On the other hand it is clear that the CIA did have something in its pre-assassination files that it hid from the FBI in 1963 and still wishes to hide: a secret so sensitive that it is still willing, not just to suppress documents, but even to dissemble about them. This key suppression has to do with Oswald’s visit to the Cuban Embassy in Mexico City, which the CIA initially kept secret from the FBI, and CIA Headquarters’ knowledge in October 1963 of Oswald’s Cuban activities (both in New Orleans and in Mexico City), when the CIA affected ignorance of them in a misleading cable to the FBI.2 Some of this dissembling has verged on the criminal, as when the CIA falsified an FBI transmittal form in order to conceal their knowledge in October of Oswald’s Cuban activities from the Warren Commission.3
That the CIA sent a misleading cable about Oswald in October 1963 became itself a secret. It appears however to be a secondary secret, protecting another secret, that was both prior and more important. In this paper I shall argue what that prior secret may have been: a pre-assassination report (true or false) that in September 1963 someone in the Cuban Embassy identified himself as Lee Oswald and threatened to kill President Kennedy. The available evidence would suggest, furthermore, that despite contrary evidence in the Warren Report that person may not have been the Lee Oswald arrested in Dallas.4
It is important before proceeding to contextualize this threat. First we must forestall the easy but erroneous suggestion, once made by the New York Times, that it would constitute "evidence. . . that
Mr. Oswald had had Cuban backing in his assassination attempt."5
A similar word must be said in defense of the now beleaguered CIA. I myself suspect that the CIA possibly knew by October of Oswald’s assassination remarks, took steps to cover them up, and may even have played the major role in making the remarks happen. Even if true, these facts would not by themselves prove CIA involvement in the assassination, although they would seem to implicate one or more individuals who had knowledge of what was going on.

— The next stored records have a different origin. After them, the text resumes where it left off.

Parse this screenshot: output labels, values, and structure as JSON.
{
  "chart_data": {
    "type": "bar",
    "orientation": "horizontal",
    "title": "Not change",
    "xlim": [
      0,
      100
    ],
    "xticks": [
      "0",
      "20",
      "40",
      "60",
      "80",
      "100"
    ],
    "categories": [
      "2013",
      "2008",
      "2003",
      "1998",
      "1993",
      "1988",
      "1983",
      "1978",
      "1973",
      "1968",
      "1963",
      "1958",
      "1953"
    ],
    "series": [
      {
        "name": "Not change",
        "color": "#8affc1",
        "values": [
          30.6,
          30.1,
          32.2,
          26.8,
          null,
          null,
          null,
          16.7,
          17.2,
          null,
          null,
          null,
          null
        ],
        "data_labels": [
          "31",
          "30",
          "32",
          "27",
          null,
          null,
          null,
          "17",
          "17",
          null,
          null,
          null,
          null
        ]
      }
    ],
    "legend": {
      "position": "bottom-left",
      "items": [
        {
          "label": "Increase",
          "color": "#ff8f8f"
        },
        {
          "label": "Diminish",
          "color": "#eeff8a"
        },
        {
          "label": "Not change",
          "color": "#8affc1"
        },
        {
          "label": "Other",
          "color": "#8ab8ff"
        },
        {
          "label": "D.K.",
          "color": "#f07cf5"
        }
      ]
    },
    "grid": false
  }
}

I myself shall argue, as I have before, that there may be a quite different explanation for the CIA’s systematic falsification of information about Oswald, including the story of the assassination remarks. This is that information about Oswald was being disseminated in different forms through different channels, as part of what the counterintelligence world calls a "barium meal," to trace and define a possible leak of information to the Soviets.6 John Newman’s new book, Oswald and the CIA, has thoroughly documented the recurring anomaly in Oswald files of both the CIA and FBI: the splitting or compartmentalization of Oswald information in ways that are not cross-referenced.7 The fact that Oswald’s 201 file was opened and maintained by CI/SIG, the CIA’s mole-hunting unit, strengthens the hypothesis that Oswald’s provocative behavior in embassies, in 1959 and again in 1963, was grist for a counterintelligence operation, and intended to provoke a leak.

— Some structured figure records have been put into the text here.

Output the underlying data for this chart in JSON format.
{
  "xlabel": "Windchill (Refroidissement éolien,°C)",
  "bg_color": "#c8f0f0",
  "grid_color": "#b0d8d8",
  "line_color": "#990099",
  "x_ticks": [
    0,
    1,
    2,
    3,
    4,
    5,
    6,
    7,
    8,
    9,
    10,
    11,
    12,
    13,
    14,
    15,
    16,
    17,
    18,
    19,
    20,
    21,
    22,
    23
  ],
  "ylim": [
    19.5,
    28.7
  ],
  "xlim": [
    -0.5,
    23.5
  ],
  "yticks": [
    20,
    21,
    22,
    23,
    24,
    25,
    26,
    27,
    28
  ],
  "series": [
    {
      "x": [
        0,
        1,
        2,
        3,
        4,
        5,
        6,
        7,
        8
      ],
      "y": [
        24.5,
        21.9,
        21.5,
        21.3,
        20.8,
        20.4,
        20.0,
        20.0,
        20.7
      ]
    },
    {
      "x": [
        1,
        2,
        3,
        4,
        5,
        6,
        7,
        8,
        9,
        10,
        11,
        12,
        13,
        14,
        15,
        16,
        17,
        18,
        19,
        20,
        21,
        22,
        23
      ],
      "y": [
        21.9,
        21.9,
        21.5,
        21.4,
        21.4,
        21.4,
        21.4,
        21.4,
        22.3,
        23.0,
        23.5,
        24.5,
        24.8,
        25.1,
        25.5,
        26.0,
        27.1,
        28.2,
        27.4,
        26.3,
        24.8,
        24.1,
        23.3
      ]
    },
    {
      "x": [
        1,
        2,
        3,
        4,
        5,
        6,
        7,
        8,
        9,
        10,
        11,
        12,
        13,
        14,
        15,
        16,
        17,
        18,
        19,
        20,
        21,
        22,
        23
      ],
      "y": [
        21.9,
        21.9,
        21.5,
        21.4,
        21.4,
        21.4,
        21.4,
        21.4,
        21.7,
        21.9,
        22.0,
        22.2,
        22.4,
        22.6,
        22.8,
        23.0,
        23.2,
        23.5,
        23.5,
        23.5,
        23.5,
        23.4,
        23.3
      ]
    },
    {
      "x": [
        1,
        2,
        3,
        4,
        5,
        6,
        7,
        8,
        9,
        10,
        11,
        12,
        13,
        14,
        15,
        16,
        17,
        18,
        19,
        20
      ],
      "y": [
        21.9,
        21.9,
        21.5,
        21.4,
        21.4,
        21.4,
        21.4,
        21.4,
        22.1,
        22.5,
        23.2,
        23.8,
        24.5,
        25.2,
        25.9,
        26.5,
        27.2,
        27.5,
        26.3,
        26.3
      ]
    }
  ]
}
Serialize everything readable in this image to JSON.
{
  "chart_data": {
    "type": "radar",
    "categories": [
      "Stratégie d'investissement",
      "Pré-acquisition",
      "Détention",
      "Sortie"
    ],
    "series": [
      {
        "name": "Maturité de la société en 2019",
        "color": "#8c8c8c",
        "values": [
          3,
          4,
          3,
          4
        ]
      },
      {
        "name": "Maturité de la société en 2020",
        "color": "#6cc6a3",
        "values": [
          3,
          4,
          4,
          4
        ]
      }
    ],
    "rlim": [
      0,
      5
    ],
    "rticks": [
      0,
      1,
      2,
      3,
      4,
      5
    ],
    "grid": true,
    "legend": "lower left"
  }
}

Of course, if this provocative behavior involved an assassination threat, or (as Oleg Nechi-porenko has claimed) the display of a gun, other covert operations, such as an authorized propaganda operation or an unauthorized assassination plot, could have been piggy-backed upon the original counterintelligence operation.8 Manufactured evidence that Oswald was a Soviet-controlled potential assassin could be rationalized as pan of the propaganda offensive which we know was being mounted against the FPCC by both the CIA and FBI.9 It could also mean that some of those officers controlling the authorized propaganda operation were simultaneously involved in a criminal assassination plot.